Hompesch. Onder dezen naam vermelden wij:
Baron Reinhart Vincent van Hompesch, een Guliksch edelman, geboren omstreeks het jaar 1660. Hij was in de Nederlandsche oorlogen reeds tot den rang van generaal-majoor opgeklommen, toen hij zich in 1702 in den slag bij Ekeren met roem overlaadde. Hij volbragt eene charge met 2 regementen ruiterij met zooveel beleid en kracht, dat de vijand met achterlating van standaarden enz. naar Ekeren werd teruggedrongen. Ook in 1704 in den slag bij Höchstadt verrigtte hij wonderen van dapperheid. Marlborough zond hem voorts naar ’s Hage, om volmagt te verzoeken voor zijn plan om de Fransche liniën te veroveren en het tooneel van den oorlog naar Zuid-Brabant te verplaatsen, doch het vond grooten tegenstand bij de overige generaals.
Bij Ramelies behaalde van Hompesch nieuwe lauweren, doch nadat hij Douay eenigen tijd dapper verdedigd had (1712), moest hij zich overgeven en werd met de bezetting gevankelijk naar Amiëns gebragt. In 1726 was hij graaf en oudste generaal der ruiterij. De Staten van Holland zonden hem in 1725 naar den graaf van der Lippe-Dittmold om den koop te sluiten van de hooge heerlijkheid van Vianen en Ameide, welke door een huwelijk met Amelia van Dona in het bezit was gekomen van dezen graaf. Drie jaar later werd van Hompesch hier genaturaliseerd en als heer van Genderen onder ’s Lands edelen beschreven. In 1732 was hij bevelhebber van het oefeningsleger op de vlakte van Oosterhout, bekleedde sedert 1704 de betrekking van gouverneur van Grave, sedert 1731 van Geertruidenberg, en overleed in 1733.
Ferdinand, vrijheer von Hompesch, den laatsten grootmeester der Johannieter Orde en den eersten Duitscher, die deze waardigheid bekleedde. Hij werd geboren te Düsseldorf den 9den November 1744, was reeds op zijn 12de jaar te Malta, waar hij eerst als page van den grootmeester diende, allengs tot grootkruis opklom, geruimen tijd als gezant van het Oostenrijksche Hof bij zijne orde werkzaam was, en in 1797 door den invloed van Oostenrijk tot grootmeester gekozen werd.
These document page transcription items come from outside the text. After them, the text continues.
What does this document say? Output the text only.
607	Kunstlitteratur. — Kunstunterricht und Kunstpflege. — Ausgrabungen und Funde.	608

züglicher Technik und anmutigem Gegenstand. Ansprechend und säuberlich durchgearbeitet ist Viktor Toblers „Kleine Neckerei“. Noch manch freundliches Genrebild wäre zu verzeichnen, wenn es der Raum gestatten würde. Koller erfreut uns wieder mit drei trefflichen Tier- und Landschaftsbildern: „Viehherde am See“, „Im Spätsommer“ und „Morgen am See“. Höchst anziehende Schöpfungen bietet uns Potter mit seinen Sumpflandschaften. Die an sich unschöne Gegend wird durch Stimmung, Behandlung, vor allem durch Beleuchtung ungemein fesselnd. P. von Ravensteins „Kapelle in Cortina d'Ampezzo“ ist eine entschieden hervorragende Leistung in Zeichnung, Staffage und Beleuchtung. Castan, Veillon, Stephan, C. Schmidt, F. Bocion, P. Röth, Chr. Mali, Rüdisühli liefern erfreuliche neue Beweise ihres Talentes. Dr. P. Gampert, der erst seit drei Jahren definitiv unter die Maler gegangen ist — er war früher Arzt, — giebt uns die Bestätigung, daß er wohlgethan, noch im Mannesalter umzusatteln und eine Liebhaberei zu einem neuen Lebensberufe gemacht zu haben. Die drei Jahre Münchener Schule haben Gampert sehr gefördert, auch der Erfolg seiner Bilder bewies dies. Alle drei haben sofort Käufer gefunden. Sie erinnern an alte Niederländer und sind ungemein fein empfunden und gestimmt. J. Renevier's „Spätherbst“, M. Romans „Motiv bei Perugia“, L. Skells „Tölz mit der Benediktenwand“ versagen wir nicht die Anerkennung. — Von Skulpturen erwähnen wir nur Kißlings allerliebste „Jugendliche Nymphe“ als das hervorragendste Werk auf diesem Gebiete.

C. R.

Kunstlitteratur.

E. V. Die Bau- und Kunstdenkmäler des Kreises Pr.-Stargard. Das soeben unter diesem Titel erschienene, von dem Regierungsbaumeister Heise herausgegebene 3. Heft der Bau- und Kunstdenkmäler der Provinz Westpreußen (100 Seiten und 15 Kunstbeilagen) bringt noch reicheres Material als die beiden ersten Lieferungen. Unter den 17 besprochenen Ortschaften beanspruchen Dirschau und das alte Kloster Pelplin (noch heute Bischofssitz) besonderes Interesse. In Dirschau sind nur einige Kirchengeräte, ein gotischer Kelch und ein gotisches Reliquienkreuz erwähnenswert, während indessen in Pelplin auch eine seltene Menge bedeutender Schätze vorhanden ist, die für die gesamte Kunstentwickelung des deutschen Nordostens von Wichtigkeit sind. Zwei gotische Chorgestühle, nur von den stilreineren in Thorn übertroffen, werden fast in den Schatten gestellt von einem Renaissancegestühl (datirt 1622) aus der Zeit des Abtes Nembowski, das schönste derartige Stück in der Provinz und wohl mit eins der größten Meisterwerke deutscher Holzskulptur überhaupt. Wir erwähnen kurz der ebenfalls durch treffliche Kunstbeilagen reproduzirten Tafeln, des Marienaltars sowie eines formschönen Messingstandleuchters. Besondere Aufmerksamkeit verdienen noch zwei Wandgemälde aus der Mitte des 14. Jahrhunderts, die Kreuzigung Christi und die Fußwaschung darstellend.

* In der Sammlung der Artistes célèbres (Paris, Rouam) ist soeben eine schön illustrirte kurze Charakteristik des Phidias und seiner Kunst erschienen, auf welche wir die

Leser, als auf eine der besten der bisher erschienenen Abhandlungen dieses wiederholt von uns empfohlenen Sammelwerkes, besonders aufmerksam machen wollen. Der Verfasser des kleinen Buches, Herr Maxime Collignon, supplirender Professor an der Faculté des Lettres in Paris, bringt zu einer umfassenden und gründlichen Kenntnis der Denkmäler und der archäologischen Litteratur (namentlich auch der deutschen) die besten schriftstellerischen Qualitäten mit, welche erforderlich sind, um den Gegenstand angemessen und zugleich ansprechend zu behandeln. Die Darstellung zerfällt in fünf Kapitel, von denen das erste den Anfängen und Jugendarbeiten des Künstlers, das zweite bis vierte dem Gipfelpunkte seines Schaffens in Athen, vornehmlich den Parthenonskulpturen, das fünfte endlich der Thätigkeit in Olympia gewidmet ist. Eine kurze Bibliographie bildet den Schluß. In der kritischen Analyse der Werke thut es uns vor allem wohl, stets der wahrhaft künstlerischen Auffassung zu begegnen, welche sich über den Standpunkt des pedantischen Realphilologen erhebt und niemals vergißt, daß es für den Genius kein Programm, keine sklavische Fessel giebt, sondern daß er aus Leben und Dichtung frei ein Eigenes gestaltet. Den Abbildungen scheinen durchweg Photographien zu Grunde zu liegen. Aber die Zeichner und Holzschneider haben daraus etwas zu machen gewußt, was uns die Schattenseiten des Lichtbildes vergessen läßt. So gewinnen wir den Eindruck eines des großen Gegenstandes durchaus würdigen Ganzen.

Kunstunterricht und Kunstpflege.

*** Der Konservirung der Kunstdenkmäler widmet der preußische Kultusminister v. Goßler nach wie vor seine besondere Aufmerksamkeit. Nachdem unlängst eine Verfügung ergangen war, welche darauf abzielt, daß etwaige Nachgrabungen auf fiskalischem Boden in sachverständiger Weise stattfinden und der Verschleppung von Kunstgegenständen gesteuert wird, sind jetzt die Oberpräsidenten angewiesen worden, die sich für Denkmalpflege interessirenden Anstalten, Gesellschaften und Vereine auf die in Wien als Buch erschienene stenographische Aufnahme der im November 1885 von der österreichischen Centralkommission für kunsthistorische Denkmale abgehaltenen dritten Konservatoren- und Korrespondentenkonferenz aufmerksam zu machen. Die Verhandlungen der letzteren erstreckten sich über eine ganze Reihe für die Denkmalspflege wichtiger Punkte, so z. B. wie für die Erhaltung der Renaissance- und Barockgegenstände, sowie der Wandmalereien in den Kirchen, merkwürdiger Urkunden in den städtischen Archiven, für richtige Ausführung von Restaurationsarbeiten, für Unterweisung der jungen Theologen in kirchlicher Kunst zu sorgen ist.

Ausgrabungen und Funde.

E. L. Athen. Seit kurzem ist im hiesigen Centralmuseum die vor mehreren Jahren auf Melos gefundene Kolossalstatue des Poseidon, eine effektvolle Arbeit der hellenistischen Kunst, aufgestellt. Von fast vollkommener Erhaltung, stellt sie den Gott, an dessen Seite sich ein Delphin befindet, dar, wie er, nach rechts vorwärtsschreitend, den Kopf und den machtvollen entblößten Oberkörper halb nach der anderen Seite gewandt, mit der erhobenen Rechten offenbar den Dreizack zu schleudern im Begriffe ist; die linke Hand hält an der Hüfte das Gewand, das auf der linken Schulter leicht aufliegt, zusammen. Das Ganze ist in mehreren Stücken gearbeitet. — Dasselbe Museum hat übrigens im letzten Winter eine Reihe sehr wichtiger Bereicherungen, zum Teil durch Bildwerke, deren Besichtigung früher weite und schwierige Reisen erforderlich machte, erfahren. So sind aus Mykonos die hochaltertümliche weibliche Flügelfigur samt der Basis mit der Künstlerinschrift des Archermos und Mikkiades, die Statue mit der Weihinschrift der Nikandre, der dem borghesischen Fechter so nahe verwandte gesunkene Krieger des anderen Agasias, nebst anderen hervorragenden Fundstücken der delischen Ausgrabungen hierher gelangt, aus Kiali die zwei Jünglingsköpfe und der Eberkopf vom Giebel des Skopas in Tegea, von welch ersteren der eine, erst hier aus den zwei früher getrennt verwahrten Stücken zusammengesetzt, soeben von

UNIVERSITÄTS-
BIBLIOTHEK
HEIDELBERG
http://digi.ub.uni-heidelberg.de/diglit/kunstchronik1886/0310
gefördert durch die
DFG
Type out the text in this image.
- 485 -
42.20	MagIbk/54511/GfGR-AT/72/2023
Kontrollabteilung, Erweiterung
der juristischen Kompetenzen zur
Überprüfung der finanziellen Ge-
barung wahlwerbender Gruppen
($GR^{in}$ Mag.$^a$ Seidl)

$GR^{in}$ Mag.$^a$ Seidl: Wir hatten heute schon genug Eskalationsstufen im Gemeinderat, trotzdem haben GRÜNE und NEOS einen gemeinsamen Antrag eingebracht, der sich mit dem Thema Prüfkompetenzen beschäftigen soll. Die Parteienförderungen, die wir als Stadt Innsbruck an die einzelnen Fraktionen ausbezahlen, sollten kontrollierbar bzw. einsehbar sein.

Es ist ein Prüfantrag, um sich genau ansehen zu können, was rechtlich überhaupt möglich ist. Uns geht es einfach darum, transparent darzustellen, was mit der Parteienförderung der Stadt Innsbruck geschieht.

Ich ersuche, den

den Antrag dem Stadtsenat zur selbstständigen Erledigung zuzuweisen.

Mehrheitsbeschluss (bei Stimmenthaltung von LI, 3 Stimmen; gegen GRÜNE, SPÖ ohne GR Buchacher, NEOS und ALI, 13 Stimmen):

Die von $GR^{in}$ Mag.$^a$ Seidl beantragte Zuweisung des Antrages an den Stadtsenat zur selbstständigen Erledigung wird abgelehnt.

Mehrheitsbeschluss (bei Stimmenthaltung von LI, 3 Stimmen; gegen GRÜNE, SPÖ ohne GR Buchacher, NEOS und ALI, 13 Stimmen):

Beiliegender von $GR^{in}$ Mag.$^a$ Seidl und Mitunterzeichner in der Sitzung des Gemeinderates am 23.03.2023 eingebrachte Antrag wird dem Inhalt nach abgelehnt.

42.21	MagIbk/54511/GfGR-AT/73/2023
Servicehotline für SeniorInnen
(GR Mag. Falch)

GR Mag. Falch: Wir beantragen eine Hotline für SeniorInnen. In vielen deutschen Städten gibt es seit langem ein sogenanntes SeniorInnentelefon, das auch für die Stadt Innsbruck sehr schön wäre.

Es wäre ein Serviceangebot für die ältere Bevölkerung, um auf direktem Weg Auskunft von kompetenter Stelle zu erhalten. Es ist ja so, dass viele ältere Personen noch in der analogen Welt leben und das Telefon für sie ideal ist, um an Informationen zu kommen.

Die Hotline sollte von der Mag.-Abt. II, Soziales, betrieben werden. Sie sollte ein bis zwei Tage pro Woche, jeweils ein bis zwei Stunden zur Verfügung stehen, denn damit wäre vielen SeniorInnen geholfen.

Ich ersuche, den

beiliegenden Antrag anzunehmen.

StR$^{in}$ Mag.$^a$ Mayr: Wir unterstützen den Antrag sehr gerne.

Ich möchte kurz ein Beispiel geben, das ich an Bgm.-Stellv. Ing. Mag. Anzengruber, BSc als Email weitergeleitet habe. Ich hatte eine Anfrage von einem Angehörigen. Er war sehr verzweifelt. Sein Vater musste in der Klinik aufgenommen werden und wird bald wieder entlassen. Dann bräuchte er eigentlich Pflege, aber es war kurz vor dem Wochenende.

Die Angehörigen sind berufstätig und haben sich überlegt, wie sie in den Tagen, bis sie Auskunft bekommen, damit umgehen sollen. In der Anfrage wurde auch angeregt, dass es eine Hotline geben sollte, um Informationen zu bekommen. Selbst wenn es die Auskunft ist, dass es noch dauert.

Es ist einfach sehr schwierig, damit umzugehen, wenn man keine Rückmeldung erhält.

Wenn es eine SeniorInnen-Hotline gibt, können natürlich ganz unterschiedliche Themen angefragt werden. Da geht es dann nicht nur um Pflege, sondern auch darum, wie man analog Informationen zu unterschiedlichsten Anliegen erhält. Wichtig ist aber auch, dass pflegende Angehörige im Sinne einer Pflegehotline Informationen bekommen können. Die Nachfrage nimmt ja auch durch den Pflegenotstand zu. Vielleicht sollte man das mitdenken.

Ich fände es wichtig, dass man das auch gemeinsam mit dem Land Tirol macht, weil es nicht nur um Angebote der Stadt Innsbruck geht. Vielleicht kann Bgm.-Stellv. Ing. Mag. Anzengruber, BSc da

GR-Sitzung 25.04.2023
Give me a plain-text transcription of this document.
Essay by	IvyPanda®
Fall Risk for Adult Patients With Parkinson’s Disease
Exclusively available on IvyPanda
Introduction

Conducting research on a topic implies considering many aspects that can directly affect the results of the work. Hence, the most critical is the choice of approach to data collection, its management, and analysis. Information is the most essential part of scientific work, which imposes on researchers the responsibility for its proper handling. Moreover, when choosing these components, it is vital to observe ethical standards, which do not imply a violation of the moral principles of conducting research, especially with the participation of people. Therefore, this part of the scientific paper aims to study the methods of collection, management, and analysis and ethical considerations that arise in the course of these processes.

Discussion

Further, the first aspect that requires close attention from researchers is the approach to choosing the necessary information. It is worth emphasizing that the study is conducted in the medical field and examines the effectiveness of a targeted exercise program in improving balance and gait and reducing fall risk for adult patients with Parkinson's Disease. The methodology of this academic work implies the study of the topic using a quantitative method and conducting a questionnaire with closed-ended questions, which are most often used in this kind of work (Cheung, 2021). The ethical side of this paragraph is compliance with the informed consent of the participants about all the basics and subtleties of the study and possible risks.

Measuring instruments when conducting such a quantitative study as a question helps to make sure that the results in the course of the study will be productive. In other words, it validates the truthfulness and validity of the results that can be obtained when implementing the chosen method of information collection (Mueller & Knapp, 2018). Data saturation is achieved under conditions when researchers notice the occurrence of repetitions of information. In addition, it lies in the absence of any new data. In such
Toen Bonaparte in 1798 vóór Malta verscheen, verkoos von Hompesch niet, dat hij er de haven binnenliep en bragt zijne manschappen onder de wapens. Hij had tot zijne beschikking 400 ruiters, 500 man voetvolk en miliciens uit eene bevolking van 10000 zielen, die echter der bestaande regéring weinig genegen was. Napoleon deed eenige troepen aan land zetten en bragt de soldaten der Orde spoedig aan het wijken.
De hoofdstad Lavalette had echter eene tijdroovende belégering kunnen verduren, indien er geene verraderlijke capitulatie ware tot stand gekomen tusschen Bonaparte en eenige ridders der Orde, waarbij aan deze laatsten, tegen overgave van de vesting, het behoud der eigendommen, de vrijheid van godsdienst en het bezit harer voorregten gewaarborgd werden. Zoodra echter de Franschen het geheele eiland in hunne magt hadden, behandelden zij den grootmeester met gestrengheid en dwongen hem, onder belofte van een jaargeld, met zijne ridders naar elders te trekken. Von Hompesch begaf zich naar Triëst, waar hij zijne waardigheid overdroeg aan Paul, keizer van Rusland, die ze tot aan zijn dood bekleedde en von Hompesch door een jaargeld schadeloos stelde. Na den dood des Keizers hield de uitbetaling van het jaargeld op, en von Hompesch geraakte in groote verlegenheid. Hij begaf zich naar Montpellier, om het achterstallige jaargeld van Frankrijk te bekomen, en overleed aldaar in het begin van 1803. — Zijn neef Johann Wilhelm Karl von Hompesch, geboren in 1761 en overleden in 1819, heeft zich in Beijeren als minister van Financiën verdienstelijk gemaakt.